Караулину подняли и бросили на стул, где она стала трястись и всхрипывать. Кто-то полез на эстраду, причем все правление шарахнулось, но выяснилось, что он лез не драться, а за графином. И он же облил Караулиной кофточку, пытаясь ее напоить.
— Стоп, товарищи! — прокричал кто-то властно, и бушующая масса стихла.— Организованно,— продолжал голос.
Голос принадлежал плечистому парню, вставшему в седьмом ряду. Лицо выдавало в нем заводилу, типичного бузотера, муристого парня. Кроме того, на лице этом было написано, что в списке этого лица нет.
— Товарищ председатель,— играя змеиными переливами, заговорил бузотер,— не откажите информировать собрание: к какой писательской организации принадлежит гражданка Беатриче Григорьевна Дант? Р-раз. Какие произведения написала упомянутая Дант? Два. Где означенные произведения напечатаны? Три. И каким образом она попала в список?
„Говорил я Перштейну, что этому сукиному сыну надо дать комнату“,— тоскливо подумал председатель. Вслух же спросил бодро:
— Все? — и неизвестно зачем позвонил в колокольчик.
— Товарищ Беатриче Григорьевна Дант,— продолжал он,— долгое время работала в качестве машинистки и помощника секретаря в кабинете имени Грибоедова.
Зал ответил на это сатанинским хохотом.
— Товарищи! — продолжал председатель.— Будьте же сознательны! — Он завел угасающие глаза на членов правления и убедился, что те его предали.
— Покажите хоть эту Дант! — рявкнул некто.— Дайте полюбоваться!
— Вот она,— глухо сказал председатель и ткнул пальцем в воздух.
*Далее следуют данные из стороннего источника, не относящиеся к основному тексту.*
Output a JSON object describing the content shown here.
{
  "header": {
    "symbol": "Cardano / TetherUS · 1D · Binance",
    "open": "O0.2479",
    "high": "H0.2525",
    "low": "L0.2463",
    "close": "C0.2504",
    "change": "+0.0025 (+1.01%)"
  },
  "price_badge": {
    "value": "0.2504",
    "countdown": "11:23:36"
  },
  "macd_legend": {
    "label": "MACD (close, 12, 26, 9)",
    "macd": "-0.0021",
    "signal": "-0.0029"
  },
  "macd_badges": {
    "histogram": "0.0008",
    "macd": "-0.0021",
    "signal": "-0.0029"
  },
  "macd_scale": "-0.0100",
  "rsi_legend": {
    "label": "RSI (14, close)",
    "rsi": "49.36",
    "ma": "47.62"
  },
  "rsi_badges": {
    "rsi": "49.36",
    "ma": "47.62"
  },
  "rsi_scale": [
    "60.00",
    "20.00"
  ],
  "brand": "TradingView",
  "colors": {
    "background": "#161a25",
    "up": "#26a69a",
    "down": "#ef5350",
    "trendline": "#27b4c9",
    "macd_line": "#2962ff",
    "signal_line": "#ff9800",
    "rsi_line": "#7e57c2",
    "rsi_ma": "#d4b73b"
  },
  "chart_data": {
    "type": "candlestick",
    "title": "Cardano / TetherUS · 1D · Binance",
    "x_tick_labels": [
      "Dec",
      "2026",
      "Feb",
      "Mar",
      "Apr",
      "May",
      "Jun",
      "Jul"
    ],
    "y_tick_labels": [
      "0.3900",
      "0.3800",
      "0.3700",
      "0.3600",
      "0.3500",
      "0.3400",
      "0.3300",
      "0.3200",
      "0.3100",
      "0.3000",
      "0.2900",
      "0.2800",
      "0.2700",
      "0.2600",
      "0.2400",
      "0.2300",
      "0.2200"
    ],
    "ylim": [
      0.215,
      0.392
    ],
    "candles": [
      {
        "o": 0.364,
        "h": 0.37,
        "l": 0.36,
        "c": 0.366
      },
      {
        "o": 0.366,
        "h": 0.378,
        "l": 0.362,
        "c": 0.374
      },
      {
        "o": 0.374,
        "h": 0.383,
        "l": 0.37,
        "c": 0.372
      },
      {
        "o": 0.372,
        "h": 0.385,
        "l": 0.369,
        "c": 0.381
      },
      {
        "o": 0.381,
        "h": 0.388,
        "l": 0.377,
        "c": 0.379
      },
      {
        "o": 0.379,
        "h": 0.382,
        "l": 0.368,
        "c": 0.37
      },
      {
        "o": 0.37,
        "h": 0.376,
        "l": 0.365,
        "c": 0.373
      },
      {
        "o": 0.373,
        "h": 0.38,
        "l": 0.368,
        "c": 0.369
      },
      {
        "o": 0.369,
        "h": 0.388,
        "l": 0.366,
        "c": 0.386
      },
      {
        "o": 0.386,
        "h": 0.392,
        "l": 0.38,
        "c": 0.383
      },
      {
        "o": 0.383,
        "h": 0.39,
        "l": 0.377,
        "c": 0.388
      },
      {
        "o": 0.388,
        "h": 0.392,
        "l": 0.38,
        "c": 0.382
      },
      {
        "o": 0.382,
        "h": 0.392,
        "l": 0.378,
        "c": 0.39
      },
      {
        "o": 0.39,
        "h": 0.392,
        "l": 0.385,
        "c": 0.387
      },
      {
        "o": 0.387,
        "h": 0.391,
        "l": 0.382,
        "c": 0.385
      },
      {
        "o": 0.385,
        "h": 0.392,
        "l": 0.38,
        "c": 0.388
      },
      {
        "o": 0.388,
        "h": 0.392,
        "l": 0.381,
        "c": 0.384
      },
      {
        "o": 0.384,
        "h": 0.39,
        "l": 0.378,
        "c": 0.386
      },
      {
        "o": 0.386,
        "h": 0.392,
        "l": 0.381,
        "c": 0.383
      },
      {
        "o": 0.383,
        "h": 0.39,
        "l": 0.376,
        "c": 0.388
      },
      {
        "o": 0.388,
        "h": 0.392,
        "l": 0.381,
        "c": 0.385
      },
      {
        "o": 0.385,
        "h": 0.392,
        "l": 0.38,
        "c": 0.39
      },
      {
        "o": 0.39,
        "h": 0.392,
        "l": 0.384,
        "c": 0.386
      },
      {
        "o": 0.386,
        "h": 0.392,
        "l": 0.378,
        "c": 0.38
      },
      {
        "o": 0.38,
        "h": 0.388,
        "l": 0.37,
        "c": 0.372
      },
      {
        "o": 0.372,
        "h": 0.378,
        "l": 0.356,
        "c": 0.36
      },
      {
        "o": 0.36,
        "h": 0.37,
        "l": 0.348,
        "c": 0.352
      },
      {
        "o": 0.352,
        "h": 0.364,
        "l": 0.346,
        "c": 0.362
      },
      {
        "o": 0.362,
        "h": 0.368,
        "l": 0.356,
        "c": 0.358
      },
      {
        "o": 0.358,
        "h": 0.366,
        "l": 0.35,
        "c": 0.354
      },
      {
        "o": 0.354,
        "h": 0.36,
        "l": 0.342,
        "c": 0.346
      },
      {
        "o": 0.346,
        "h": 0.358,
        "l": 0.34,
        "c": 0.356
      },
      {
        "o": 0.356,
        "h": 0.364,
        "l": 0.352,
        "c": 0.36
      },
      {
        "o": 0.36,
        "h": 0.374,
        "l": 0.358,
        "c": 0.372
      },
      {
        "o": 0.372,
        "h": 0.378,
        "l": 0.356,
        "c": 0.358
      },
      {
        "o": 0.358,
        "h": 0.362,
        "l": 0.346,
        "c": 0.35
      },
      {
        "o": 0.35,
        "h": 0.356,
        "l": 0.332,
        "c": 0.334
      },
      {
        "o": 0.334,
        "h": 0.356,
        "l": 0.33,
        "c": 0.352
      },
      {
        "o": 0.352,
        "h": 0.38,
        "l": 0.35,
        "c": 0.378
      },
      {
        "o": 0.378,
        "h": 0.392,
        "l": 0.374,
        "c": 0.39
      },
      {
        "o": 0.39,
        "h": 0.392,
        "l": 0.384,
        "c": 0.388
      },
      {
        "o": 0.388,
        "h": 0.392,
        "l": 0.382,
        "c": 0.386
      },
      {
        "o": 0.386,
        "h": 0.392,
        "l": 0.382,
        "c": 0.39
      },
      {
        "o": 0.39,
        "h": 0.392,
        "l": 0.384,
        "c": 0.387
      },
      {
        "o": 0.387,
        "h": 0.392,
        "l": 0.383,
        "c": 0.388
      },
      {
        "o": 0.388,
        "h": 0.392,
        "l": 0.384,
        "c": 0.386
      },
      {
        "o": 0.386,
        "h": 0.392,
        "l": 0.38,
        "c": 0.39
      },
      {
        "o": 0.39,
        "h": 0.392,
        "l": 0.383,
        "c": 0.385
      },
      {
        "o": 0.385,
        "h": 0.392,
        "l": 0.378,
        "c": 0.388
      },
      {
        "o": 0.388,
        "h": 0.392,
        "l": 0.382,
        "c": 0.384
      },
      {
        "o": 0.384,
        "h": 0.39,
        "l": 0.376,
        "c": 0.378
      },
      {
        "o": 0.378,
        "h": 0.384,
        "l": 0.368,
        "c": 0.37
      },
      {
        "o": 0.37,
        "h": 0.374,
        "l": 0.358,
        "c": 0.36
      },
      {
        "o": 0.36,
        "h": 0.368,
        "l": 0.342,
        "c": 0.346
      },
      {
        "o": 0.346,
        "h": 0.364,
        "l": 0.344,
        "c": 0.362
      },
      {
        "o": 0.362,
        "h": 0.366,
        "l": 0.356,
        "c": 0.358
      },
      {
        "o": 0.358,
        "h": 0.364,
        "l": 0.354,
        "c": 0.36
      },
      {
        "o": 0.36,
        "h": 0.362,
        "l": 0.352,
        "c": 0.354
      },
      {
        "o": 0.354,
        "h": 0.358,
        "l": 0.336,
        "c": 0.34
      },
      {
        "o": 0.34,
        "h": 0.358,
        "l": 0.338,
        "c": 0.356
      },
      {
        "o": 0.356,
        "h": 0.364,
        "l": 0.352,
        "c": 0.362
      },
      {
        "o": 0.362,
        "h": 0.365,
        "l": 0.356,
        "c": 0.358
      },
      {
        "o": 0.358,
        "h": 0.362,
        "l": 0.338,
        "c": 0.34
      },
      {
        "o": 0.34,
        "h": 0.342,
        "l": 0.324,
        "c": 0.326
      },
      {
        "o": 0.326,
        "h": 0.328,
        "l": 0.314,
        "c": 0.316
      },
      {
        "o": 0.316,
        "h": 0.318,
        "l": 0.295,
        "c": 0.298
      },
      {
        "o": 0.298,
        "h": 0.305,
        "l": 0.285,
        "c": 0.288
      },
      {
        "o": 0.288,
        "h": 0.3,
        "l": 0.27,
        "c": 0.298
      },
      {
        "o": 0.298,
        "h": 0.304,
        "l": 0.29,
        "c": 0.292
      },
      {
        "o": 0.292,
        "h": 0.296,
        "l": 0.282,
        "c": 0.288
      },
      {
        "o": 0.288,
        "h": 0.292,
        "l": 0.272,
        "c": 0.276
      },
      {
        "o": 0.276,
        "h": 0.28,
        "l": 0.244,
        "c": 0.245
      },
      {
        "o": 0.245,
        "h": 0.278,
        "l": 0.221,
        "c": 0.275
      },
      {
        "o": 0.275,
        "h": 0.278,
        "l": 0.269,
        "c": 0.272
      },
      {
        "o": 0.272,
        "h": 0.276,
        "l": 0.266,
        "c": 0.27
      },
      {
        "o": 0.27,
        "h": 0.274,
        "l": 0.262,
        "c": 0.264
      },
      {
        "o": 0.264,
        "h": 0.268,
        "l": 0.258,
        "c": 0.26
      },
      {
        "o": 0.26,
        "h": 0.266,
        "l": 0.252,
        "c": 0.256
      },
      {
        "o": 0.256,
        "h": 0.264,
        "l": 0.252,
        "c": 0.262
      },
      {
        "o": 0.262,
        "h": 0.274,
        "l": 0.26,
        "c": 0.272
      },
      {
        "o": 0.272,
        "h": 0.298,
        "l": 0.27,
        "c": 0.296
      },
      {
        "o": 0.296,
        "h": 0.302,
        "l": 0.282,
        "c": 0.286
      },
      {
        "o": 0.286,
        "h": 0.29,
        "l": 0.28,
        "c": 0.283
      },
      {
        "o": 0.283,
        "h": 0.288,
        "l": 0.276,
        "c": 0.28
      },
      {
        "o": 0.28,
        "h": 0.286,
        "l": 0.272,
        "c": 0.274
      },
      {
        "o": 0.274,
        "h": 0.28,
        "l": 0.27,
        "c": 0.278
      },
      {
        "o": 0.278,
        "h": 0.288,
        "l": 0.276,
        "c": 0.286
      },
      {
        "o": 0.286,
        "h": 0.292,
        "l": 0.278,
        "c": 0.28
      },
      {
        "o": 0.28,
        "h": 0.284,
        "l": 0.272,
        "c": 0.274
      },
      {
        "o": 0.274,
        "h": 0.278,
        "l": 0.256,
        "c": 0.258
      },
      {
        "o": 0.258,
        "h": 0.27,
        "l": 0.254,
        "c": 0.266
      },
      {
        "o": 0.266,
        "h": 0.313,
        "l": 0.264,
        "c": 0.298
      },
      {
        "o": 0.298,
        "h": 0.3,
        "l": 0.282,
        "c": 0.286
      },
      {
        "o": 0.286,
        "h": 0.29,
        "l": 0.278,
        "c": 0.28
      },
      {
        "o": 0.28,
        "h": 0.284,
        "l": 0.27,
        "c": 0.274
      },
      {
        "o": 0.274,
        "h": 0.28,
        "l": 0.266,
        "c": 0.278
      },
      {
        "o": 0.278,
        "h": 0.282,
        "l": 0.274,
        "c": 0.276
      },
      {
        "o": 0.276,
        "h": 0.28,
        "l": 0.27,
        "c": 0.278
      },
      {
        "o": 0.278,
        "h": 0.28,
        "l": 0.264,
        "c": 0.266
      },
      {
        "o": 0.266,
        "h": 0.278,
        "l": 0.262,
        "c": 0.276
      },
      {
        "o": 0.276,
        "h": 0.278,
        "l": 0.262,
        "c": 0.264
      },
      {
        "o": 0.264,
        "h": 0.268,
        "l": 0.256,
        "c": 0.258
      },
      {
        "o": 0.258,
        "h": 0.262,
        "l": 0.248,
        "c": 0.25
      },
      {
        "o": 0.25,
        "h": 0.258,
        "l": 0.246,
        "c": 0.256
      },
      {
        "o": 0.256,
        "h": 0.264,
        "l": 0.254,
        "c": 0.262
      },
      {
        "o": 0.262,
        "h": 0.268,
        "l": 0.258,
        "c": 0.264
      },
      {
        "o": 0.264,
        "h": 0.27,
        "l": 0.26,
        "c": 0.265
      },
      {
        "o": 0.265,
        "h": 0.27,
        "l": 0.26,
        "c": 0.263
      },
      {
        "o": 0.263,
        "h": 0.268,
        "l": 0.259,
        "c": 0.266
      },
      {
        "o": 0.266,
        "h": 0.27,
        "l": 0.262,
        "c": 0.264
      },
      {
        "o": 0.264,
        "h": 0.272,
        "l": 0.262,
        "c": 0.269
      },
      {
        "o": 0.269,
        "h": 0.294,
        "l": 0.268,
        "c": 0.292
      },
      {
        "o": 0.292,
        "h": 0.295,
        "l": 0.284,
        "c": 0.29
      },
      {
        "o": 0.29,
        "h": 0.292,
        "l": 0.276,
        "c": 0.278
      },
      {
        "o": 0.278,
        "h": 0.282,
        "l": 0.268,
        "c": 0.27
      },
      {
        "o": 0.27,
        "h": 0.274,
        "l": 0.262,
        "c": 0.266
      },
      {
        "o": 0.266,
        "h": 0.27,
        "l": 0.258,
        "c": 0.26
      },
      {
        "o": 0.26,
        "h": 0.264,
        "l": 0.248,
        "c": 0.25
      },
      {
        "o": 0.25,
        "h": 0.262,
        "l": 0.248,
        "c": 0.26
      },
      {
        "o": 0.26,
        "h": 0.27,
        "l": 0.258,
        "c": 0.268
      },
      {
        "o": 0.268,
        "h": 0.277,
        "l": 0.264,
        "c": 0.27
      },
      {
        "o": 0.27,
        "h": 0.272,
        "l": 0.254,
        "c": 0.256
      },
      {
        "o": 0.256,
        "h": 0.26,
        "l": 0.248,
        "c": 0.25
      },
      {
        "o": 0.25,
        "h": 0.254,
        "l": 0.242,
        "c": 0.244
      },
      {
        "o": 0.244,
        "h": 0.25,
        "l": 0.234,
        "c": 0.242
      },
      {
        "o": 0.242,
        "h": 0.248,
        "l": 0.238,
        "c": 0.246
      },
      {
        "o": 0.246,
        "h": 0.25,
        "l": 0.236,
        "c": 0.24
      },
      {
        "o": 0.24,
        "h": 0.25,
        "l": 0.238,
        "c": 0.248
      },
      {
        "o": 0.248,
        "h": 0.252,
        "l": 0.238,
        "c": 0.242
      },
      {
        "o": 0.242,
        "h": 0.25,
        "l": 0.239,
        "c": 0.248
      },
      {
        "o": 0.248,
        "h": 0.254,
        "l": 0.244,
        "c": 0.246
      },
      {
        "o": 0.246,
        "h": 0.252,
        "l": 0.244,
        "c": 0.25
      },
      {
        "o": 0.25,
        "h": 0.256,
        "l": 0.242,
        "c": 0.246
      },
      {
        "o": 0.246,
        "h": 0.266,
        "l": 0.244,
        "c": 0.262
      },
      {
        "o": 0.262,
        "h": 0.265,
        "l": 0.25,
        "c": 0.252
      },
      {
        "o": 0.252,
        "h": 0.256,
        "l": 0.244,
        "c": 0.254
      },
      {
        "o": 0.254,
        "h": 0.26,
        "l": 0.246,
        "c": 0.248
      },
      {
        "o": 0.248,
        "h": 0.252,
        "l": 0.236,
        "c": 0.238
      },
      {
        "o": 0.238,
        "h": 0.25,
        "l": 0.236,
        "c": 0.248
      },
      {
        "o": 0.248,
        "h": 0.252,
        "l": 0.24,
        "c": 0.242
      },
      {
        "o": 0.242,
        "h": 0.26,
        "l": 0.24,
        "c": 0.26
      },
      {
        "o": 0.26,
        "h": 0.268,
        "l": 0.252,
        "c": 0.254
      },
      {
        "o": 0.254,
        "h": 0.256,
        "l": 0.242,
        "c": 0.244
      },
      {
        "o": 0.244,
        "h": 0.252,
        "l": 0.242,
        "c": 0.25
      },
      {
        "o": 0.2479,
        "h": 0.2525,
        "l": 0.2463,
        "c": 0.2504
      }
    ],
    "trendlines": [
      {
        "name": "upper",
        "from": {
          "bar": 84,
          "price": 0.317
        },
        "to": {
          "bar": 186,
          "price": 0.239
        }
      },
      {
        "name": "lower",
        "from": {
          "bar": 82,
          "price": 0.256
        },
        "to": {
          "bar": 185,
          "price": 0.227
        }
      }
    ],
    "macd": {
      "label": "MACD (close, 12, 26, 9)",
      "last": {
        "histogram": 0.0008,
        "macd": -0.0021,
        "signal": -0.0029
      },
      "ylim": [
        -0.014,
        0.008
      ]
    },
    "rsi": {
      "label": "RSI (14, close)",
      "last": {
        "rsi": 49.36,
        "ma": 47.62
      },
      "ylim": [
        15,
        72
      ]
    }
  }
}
И тут многие встали и увидели в первом ряду необыкновенной красоты женщину. Змеиные косы были уложены корзинкой на царственной голове. Профиль у нее был античный, так же как и фас. Цвет кожи был смертельно бледный. Глаза были открыты, как черные цветы. Платье — кисейное желтое. Руки ее дрожали.
— Товарищ Дант, товарищи,— говорил председатель,— входит в одно из прямых колен известного писателя Данте,— и тут же подумал: «Господи, что же это я отмочил такое?!»
Вой, грохот потряс зал. Что-нибудь разобрать было трудно, кроме того, что Данте не Григорий, какие-то мерзости про колено и один вопль:
— Издевательство!
И крик:
— В Италию!!
— Товарищи! — закричал председатель, когда волна откатилась.— Товарищ Дант работает над биографией мадам Севинье.
— Вон!
— Товарищи! — кричал председатель безумно.— Будьте благоразумны. Она — беременна!
И почувствовал, что и сам утонул, и Беатриче утопил.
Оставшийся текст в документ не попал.